Saturday, February 22, 2014

Stockholder? Stakeholder? Bagholder?


No law requires a corporation to make as much profit as possible in the next quarter, or next year, or whenever.

In fact, a corporation isn’t legally required to be “profitable” an any particular quantifiable way.


Harold Meyerson put a fine point on this obscure fact a few days ago on WashingtonPost.com.

He threw cold water on the rather modern business buzz of “maximizing shareholder value,” in short, driving the price of the company’s stock ever higher.

Meyerson said:
“ . . . the fact is that there is no legal requirement for for-profit companies to maximize returns to shareholders. When a company is for sale, its directors are required to do all they can to maximize its value. 
At any other time, corporate law simply dictates that directors are supposed to help the company prosper and do nothing to benefit themselves at the company’s expense. But no law requires corporations to maximize returns to shareholders. Say a company would prosper by hiring more skilled but more costly workers, by building a new factory or outlet, by spending more on research and development — even if such actions reduce returns to shareholders in the next dividend payment. Those actions are entirely legal, not to mention existentially smart . . .”

The idea of “maximizing shareholder value” is not uniquely American, but in most other countries it is not viewed as a divinely inspired idea.

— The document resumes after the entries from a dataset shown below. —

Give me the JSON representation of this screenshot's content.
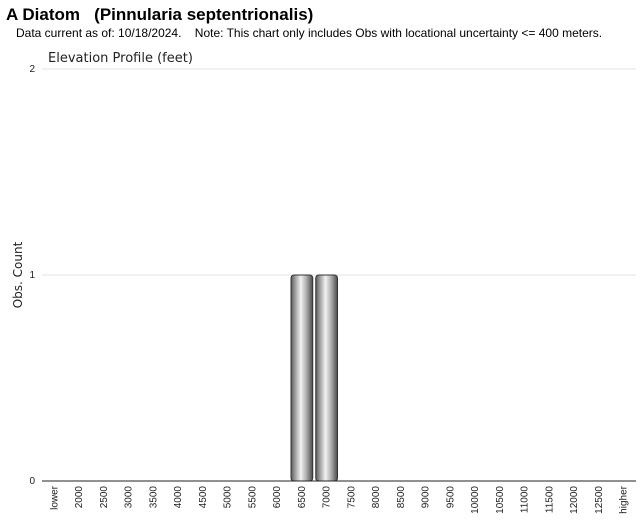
{
  "header": {
    "title": "A Diatom   (Pinnularia septentrionalis)",
    "subtitle": "Data current as of: 10/18/2024.    Note: This chart only includes Obs with locational uncertainty <= 400 meters."
  },
  "chart_data": {
    "type": "bar",
    "title": "Elevation Profile (feet)",
    "xlabel": "",
    "ylabel": "Obs. Count",
    "ylim": [
      0,
      2
    ],
    "yticks": [
      0,
      1,
      2
    ],
    "grid": true,
    "categories": [
      "lower",
      "2000",
      "2500",
      "3000",
      "3500",
      "4000",
      "4500",
      "5000",
      "5500",
      "6000",
      "6500",
      "7000",
      "7500",
      "8000",
      "8500",
      "9000",
      "9500",
      "10000",
      "10500",
      "11000",
      "11500",
      "12000",
      "12500",
      "higher"
    ],
    "values": [
      0,
      0,
      0,
      0,
      0,
      0,
      0,
      0,
      0,
      0,
      1,
      1,
      0,
      0,
      0,
      0,
      0,
      0,
      0,
      0,
      0,
      0,
      0,
      0
    ]
  }
}
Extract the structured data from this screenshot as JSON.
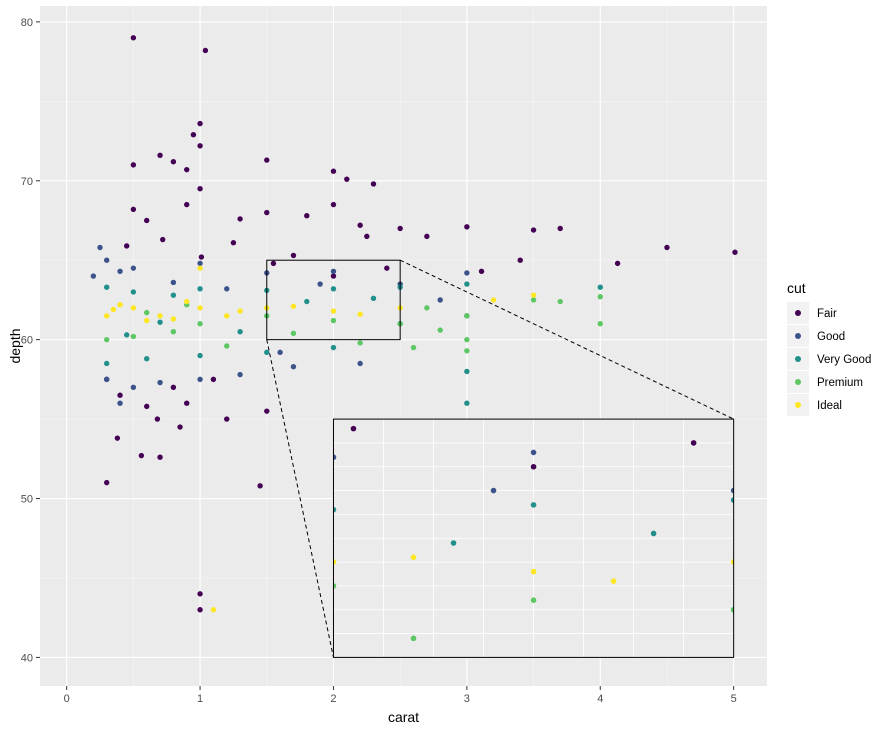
{
  "chart_data": {
    "type": "scatter",
    "title": "",
    "xlabel": "carat",
    "ylabel": "depth",
    "xlim": [
      -0.2,
      5.25
    ],
    "ylim": [
      38.2,
      81.0
    ],
    "x_ticks": [
      0,
      1,
      2,
      3,
      4,
      5
    ],
    "y_ticks": [
      40,
      50,
      60,
      70,
      80
    ],
    "grid": true,
    "legend": {
      "title": "cut",
      "position": "right",
      "entries": [
        {
          "name": "Fair",
          "color": "#440154"
        },
        {
          "name": "Good",
          "color": "#3b528b"
        },
        {
          "name": "Very Good",
          "color": "#21908c"
        },
        {
          "name": "Premium",
          "color": "#5dc863"
        },
        {
          "name": "Ideal",
          "color": "#fde725"
        }
      ]
    },
    "zoom_region": {
      "x": [
        1.5,
        2.5
      ],
      "y": [
        60,
        65
      ]
    },
    "zoom_inset": {
      "x": [
        2.0,
        5.0
      ],
      "y": [
        40,
        55
      ]
    },
    "series": [
      {
        "name": "Fair",
        "color": "#440154",
        "points": [
          [
            0.5,
            79
          ],
          [
            1.04,
            78.2
          ],
          [
            1.0,
            73.6
          ],
          [
            0.95,
            72.9
          ],
          [
            1.5,
            71.3
          ],
          [
            1.0,
            72.2
          ],
          [
            0.7,
            71.6
          ],
          [
            0.5,
            71
          ],
          [
            0.8,
            71.2
          ],
          [
            2.0,
            70.6
          ],
          [
            0.9,
            70.7
          ],
          [
            3.0,
            67.1
          ],
          [
            3.5,
            66.9
          ],
          [
            3.7,
            67
          ],
          [
            4.5,
            65.8
          ],
          [
            5.01,
            65.5
          ],
          [
            4.13,
            64.8
          ],
          [
            3.11,
            64.3
          ],
          [
            3.4,
            65
          ],
          [
            2.5,
            67
          ],
          [
            2.7,
            66.5
          ],
          [
            1.0,
            44
          ],
          [
            1.0,
            43
          ],
          [
            0.3,
            51
          ],
          [
            0.38,
            53.8
          ],
          [
            0.56,
            52.7
          ],
          [
            0.7,
            52.6
          ],
          [
            1.45,
            50.8
          ],
          [
            0.85,
            54.5
          ],
          [
            0.68,
            55
          ],
          [
            0.9,
            56
          ],
          [
            1.2,
            55
          ],
          [
            1.5,
            55.5
          ],
          [
            0.3,
            57.5
          ],
          [
            0.4,
            56.5
          ],
          [
            0.6,
            55.8
          ],
          [
            0.8,
            57
          ],
          [
            1.1,
            57.5
          ],
          [
            0.9,
            68.5
          ],
          [
            1.0,
            69.5
          ],
          [
            1.5,
            68
          ],
          [
            2.0,
            68.5
          ],
          [
            2.2,
            67.2
          ],
          [
            0.5,
            68.2
          ],
          [
            0.6,
            67.5
          ],
          [
            2.4,
            64.5
          ],
          [
            2.0,
            64
          ],
          [
            1.55,
            64.8
          ],
          [
            1.25,
            66.1
          ],
          [
            1.7,
            65.3
          ],
          [
            2.25,
            66.5
          ],
          [
            1.01,
            65.2
          ],
          [
            0.72,
            66.3
          ],
          [
            0.45,
            65.9
          ],
          [
            1.8,
            67.8
          ],
          [
            2.1,
            70.1
          ],
          [
            2.3,
            69.8
          ],
          [
            1.3,
            67.6
          ]
        ]
      },
      {
        "name": "Good",
        "color": "#3b528b",
        "points": [
          [
            0.25,
            65.8
          ],
          [
            0.3,
            65
          ],
          [
            0.5,
            64.5
          ],
          [
            1.0,
            64.8
          ],
          [
            1.5,
            64.2
          ],
          [
            2.0,
            64.3
          ],
          [
            2.5,
            63.5
          ],
          [
            3.0,
            64.2
          ],
          [
            0.3,
            57.5
          ],
          [
            0.5,
            57
          ],
          [
            0.7,
            57.3
          ],
          [
            1.0,
            57.5
          ],
          [
            1.3,
            57.8
          ],
          [
            1.7,
            58.3
          ],
          [
            2.2,
            58.5
          ],
          [
            0.4,
            56
          ],
          [
            0.2,
            64
          ],
          [
            2.8,
            62.5
          ],
          [
            3.0,
            61.5
          ],
          [
            1.9,
            63.5
          ],
          [
            1.2,
            63.2
          ],
          [
            0.8,
            63.6
          ],
          [
            0.4,
            64.3
          ],
          [
            1.6,
            59.2
          ]
        ]
      },
      {
        "name": "Very Good",
        "color": "#21908c",
        "points": [
          [
            0.3,
            63.3
          ],
          [
            0.5,
            63
          ],
          [
            0.8,
            62.8
          ],
          [
            1.0,
            63.2
          ],
          [
            1.5,
            63.1
          ],
          [
            2.0,
            63.2
          ],
          [
            2.5,
            63.3
          ],
          [
            3.0,
            63.5
          ],
          [
            3.0,
            58
          ],
          [
            3.0,
            56
          ],
          [
            4.0,
            63.3
          ],
          [
            0.3,
            58.5
          ],
          [
            0.6,
            58.8
          ],
          [
            1.0,
            59
          ],
          [
            1.5,
            59.2
          ],
          [
            2.0,
            59.5
          ],
          [
            2.5,
            61
          ],
          [
            1.3,
            60.5
          ],
          [
            0.7,
            61.1
          ],
          [
            1.8,
            62.4
          ],
          [
            2.3,
            62.6
          ],
          [
            0.45,
            60.3
          ]
        ]
      },
      {
        "name": "Premium",
        "color": "#5dc863",
        "points": [
          [
            0.3,
            60
          ],
          [
            0.5,
            60.2
          ],
          [
            0.8,
            60.5
          ],
          [
            1.0,
            61
          ],
          [
            1.5,
            61.5
          ],
          [
            2.0,
            61.2
          ],
          [
            2.5,
            61
          ],
          [
            2.7,
            62
          ],
          [
            3.0,
            61.5
          ],
          [
            3.0,
            60
          ],
          [
            3.0,
            59.3
          ],
          [
            3.5,
            62.5
          ],
          [
            3.7,
            62.4
          ],
          [
            4.0,
            62.7
          ],
          [
            4.0,
            61
          ],
          [
            2.6,
            59.5
          ],
          [
            1.2,
            59.6
          ],
          [
            0.6,
            61.7
          ],
          [
            1.7,
            60.4
          ],
          [
            2.2,
            59.8
          ],
          [
            0.9,
            62.2
          ],
          [
            2.8,
            60.6
          ]
        ]
      },
      {
        "name": "Ideal",
        "color": "#fde725",
        "points": [
          [
            0.3,
            61.5
          ],
          [
            0.5,
            62
          ],
          [
            0.7,
            61.5
          ],
          [
            1.0,
            62
          ],
          [
            1.2,
            61.5
          ],
          [
            1.5,
            62
          ],
          [
            2.0,
            61.8
          ],
          [
            2.5,
            62
          ],
          [
            3.2,
            62.5
          ],
          [
            3.5,
            62.8
          ],
          [
            1.1,
            43
          ],
          [
            1.0,
            64.5
          ],
          [
            0.4,
            62.2
          ],
          [
            0.6,
            61.2
          ],
          [
            0.9,
            62.4
          ],
          [
            1.3,
            61.8
          ],
          [
            1.7,
            62.1
          ],
          [
            2.2,
            61.6
          ],
          [
            0.35,
            61.9
          ],
          [
            0.8,
            61.3
          ]
        ]
      }
    ]
  }
}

Meyerson of course makes the followup point: since Milton Friedman got the “maximize profits” ball rolling in 1970, American corporate leaders and corporate directors have twisted the idea into a popularly respectable coverup—for their greedy manipulation of stock prices and pay packages to give CEOs and directors and top execs those multi-million dollar pay packages. This ripoff is sometimes euphemistically called “shareholder capitalism,” but shareholders aren’t really the beneficiaries.

Meyerson sums up: “Shareholder capitalism is sustained not by law but by an institutional edifice of greed. The U.S. economy will not work again for the American people until they tear down that edifice.”